In preghiera per i Santi e i Defunti, nell’anno del Covid-19

L'Arcivescovo Mazzocato presiede i riti in Cattedrale e al Cimitero urbano. Don Loris Della Pietra: «L’occasione della solennità dei Santi e della memoria dei defunti ci offre l’opportunità di raccogliere insieme tutti coloro che ci hanno salutato e ora sono nella Patria eterna, in particolare coloro che per l’emergenza Covid abbiamo dovuto salutare in modo frettoloso e ancora più doloroso»

Acquisiscono, in questo 2020 drammaticamente segnato dalla pandemia di Covid-19, un significato ancor più intenso le celebrazioni che le comunità cristiane si apprestano a vivere in occasione di Ognissanti e della Commemorazione di tutti defunti, domenica 1° e lunedì 2 novembre. L’Arcivescovo, in particolare, presiederà la solenne liturgia di Ognissanti in Cattedrale alle 10.30 (in diretta su Radio Spazio e su Telefriuli) e alle 15 nel cimitero urbano la celebrazione dei Vespri. Lunedì 2 novembre, alle 19 in Cattedrale, la Santa Messa nella Commemorazione di tutti i fedeli defunti.

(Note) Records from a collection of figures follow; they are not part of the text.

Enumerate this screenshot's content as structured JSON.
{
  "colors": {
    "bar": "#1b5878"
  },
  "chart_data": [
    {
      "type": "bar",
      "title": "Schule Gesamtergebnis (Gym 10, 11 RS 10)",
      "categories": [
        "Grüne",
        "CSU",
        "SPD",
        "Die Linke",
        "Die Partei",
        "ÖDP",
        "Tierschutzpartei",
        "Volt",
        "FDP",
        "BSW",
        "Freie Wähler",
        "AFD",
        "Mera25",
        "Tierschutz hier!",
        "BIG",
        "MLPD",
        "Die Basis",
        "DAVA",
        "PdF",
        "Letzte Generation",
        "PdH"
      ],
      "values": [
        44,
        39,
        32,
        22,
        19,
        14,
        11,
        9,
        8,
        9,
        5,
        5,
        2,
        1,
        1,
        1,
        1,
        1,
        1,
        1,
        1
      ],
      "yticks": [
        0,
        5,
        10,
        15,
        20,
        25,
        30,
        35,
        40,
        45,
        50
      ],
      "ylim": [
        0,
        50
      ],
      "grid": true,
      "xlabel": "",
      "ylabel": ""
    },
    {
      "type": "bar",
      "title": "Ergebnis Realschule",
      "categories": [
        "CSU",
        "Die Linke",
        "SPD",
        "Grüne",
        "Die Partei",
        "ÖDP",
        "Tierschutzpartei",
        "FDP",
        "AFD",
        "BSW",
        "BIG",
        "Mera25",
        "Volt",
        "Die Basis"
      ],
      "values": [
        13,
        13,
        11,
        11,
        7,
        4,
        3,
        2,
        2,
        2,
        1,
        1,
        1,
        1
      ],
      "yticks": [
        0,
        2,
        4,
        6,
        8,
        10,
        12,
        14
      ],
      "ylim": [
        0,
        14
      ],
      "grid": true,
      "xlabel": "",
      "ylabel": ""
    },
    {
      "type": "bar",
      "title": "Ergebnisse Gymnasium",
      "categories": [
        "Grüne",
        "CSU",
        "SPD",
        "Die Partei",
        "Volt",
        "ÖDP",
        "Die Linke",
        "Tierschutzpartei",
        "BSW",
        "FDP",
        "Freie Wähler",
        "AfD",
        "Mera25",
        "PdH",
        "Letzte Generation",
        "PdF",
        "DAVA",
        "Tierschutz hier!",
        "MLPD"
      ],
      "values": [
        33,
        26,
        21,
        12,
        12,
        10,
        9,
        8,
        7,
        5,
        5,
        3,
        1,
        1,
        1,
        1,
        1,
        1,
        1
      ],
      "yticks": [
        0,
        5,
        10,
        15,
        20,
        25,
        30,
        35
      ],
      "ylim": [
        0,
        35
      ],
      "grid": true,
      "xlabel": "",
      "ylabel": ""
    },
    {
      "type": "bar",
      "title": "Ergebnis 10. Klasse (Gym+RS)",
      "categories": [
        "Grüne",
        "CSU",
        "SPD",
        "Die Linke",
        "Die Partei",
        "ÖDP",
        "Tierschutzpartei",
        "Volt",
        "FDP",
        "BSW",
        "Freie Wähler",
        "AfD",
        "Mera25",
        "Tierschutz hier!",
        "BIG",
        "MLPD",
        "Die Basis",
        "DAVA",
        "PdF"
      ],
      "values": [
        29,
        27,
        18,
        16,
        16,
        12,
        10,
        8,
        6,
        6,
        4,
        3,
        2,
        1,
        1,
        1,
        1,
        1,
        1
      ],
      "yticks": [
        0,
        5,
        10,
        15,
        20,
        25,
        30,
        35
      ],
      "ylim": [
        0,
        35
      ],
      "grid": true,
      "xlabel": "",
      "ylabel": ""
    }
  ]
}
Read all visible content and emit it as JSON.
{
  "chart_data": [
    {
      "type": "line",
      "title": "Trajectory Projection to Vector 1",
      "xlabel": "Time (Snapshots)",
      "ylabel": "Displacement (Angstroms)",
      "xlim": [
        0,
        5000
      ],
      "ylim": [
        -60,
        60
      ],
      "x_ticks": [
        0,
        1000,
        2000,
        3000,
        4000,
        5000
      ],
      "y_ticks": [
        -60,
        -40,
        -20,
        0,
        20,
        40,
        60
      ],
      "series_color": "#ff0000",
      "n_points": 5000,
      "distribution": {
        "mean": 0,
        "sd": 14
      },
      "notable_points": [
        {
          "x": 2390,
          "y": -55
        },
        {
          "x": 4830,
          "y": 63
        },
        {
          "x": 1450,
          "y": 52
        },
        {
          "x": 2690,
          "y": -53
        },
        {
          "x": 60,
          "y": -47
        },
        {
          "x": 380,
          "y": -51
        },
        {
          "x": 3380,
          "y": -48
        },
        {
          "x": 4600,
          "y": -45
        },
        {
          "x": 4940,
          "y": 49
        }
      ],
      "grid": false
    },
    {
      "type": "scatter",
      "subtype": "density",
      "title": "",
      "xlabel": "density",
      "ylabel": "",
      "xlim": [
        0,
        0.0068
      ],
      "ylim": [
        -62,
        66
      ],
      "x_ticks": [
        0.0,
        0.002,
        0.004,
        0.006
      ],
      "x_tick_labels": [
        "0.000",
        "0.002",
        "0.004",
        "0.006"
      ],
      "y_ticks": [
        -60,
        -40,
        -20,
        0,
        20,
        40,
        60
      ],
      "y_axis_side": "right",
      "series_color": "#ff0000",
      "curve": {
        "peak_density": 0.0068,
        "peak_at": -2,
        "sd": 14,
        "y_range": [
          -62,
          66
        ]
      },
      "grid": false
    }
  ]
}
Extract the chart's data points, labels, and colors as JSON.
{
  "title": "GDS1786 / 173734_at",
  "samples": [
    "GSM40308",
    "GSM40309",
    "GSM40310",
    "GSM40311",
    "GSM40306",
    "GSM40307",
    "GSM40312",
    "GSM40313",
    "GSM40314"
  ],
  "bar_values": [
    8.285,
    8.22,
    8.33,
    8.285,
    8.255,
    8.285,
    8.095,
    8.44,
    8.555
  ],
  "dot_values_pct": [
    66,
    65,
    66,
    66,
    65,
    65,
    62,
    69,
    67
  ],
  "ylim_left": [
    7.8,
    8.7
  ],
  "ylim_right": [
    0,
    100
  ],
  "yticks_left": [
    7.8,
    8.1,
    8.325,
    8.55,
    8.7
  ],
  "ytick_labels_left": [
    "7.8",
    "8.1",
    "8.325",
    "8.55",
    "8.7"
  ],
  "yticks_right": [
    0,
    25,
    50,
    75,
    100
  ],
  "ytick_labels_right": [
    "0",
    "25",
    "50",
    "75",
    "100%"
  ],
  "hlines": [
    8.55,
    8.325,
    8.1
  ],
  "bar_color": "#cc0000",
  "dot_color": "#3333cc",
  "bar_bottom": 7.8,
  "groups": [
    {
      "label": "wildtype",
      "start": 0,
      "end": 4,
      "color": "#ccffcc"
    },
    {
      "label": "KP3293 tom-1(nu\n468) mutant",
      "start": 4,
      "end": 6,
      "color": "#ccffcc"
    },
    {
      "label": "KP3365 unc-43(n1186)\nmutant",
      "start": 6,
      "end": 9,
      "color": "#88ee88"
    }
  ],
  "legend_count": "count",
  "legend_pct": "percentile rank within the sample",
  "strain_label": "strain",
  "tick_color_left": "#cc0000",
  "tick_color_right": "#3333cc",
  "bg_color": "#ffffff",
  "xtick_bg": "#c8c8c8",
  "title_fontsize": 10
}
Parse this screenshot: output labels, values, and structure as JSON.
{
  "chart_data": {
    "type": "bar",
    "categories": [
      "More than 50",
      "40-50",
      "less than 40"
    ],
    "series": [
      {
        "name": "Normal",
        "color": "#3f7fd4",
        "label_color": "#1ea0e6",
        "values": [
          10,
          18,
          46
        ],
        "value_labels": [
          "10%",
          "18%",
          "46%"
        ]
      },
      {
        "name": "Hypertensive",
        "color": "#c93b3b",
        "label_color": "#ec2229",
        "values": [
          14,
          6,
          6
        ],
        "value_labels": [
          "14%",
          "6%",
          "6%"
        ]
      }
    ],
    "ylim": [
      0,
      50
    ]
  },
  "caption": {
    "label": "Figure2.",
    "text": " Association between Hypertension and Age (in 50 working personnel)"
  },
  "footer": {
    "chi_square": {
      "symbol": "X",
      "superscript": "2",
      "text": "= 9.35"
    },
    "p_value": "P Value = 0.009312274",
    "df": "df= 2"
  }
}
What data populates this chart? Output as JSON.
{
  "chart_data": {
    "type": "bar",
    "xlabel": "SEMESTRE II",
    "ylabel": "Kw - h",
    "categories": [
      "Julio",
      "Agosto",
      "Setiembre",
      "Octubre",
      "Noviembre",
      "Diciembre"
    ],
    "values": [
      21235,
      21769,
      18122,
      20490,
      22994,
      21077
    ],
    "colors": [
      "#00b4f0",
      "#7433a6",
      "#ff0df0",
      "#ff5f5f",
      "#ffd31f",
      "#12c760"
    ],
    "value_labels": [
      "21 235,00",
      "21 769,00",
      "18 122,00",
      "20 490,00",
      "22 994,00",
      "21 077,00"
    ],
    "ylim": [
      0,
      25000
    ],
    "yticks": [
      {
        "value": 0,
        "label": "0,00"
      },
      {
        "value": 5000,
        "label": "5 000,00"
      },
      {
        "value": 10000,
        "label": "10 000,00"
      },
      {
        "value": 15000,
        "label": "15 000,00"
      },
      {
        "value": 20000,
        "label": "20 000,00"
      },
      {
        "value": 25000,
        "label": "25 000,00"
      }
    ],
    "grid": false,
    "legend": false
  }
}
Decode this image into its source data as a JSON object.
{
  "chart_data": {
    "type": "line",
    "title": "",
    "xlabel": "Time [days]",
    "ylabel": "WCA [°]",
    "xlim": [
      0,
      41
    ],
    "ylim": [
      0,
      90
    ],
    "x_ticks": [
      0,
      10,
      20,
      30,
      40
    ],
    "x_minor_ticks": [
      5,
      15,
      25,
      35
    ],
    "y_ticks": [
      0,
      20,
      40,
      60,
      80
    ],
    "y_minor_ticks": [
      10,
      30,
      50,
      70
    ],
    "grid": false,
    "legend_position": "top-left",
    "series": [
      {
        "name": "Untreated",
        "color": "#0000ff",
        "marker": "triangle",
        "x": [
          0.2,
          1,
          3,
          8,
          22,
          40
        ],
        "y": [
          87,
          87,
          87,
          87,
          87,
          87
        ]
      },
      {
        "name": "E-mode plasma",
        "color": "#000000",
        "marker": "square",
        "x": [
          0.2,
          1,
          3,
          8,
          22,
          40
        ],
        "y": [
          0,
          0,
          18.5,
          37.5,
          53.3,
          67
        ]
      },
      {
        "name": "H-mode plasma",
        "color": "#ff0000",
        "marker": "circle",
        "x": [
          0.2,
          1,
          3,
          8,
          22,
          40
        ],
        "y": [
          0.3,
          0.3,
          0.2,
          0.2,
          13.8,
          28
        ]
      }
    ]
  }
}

«Si chiama Commemorazione di “tutti” i defunti – spiega il direttore dell’Ufficio liturgico diocesano, don Loris Della Pietra – proprio perché nessuno viene dimenticato. L’occasione della solennità dei Santi e della memoria dei defunti ci offre l’opportunità di raccogliere insieme tutti coloro che ci hanno salutato e ora sono nella Patria eterna, i cui nomi sono custoditi nel cuore di Dio, e in particolare coloro che per l’emergenza Covid abbiamo dovuto salutare in modo frettoloso e ancora più doloroso». 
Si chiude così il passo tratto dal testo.